Hong Kong’s ETF market has hit a major bear run and seen US$3 billion in outflows this year. But China “new economy” ETFs remain popular with investors thanks to the vibrancy and growth of the country’s technology industries.
Almost all the nine ETFs launched in Hong Kong thus far this year are China focused and many of which are tied with Mainland internet and e-commerce sectors including Samsung CSI Dragon Internet ETF (02812) and CICC KranShares CSI China Internet Index ETF (3186).
BOCI-Prudential Asset Management, a joint venture between BOCI Asset Management and Prudential Corporation Holdings, has recently jumped on the bandwagon by launching the company’s first sector ETF tracking China’s new economy including the consumer goods, healthcare, consumer services and technology sectors.
The WISE Nasdaq Overseas China New Economy Companies Top 50 Index Tracker ETF (3182) was listed on the Hong Kong stock exchange on September 12.
The new fund is BOCI-Prudential’s fourth ETF. The company has delved into ETF business in the city for about 10 years with the launches of three plain vanilla Hong Kong and China equities products.
Samuel Mui, vice president of BOCI-Prudential’s quantitative strategy business unit, explains that the company decides to switch to thematic product because China has been moving up the value-chain and shifting its economy to “one that use technology to create new products and services”.
“The new economy sectors in China grew at an average rate of 16.1% per annum between 2007 and 2016, almost doubling the country’s overall gross domestic product growth,” he says.
According to Mr Mui, the ETF can help investors gain access to these growth drivers of China’s new economy.
Looking forward, he notes that the company will be selective to map out its product strategy to focus on developing the products with “uniqueness” and “the capabilities to track megatrends in China and Hong Kong”.
Although there was a net outflow from Hong Kong’s ETF market between January and August driven by foreign selling as trade tensions between China and the US sparked a stock market decline, thematic ETFs, including those tracking China’s new economy, still look appealing to investors and that several such products have registered net inflows.
Nasdaq created the new ETF’s underlying index earlier this year because of an increasing number of well-established Chinese companies seeking listing in Hong Kong and abroad in recent years, according to Chris Tse, head of Asia Pacific of Nasdaq Indexes Global Information Services.

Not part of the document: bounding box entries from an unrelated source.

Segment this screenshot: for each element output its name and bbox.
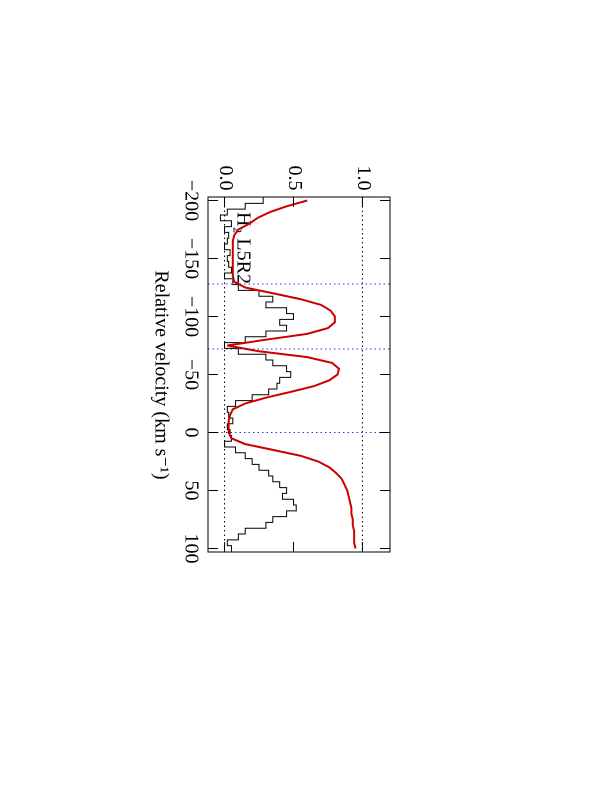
model-fit	[227, 199, 357, 549]
spectrum-data	[219, 197, 297, 552]
x-tick-label: 50	[180, 481, 202, 501]
x-tick-label: 0	[180, 428, 202, 438]
x-tick-label: −50	[180, 359, 202, 390]
y-tick-label: 1.0	[353, 166, 375, 191]
y-tick-label: 0.0	[215, 166, 237, 191]
x-tick-label: −200	[180, 180, 202, 221]
x-axis-label: Relative velocity (km s⁻¹)	[150, 270, 172, 479]
x-tick-label: −150	[180, 238, 202, 279]
x-tick-label: −100	[180, 296, 202, 337]
y-tick-label: 0.5	[284, 166, 306, 191]
x-tick-label: 100	[180, 534, 202, 564]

The outflow was mainly from the broad-based A-share ETFs. Also, despite the inclusion of A-share into MSCI Emerging Market Indexes in June 1 and September 3, the aggregated flows into related ETFs prompted by the impetus were only about US$5.58 billion, according to Mr Tse.
The sum is relatively small compared to the total US$100 billion Qualified Foreign Institutional Investor (QFII) and the aggregated US$92 billion RMB Qualified Foreign Institutional Investor (RQFII) quotas granted by the State Administration of Foreign Exchange to foreign investors.
In other words, international investors now have more channels, such as Stock Connect, to develop their A-share portfolios rather than heavily relying on a handful of broad-based China ETFs, Mr Tse says.
Stock Connect is a cross-border programme that allows investors in Hong Kong and China to trade in each other’s market.
Overall, Mr Tse believes investors are still keen on A-shares.
To meet the market demand, Nasdaq is diversifying its China index family. Some products in the pipeline include an index specifically tracking A-shares, and a benchmark that tracks both A-shares and stocks of Chinese companies that trade via Stock Connect, Mr Tse says.
“We will license these indexes to ETF providers to create various China ETF products in order to meet different demand from investors,” he adds.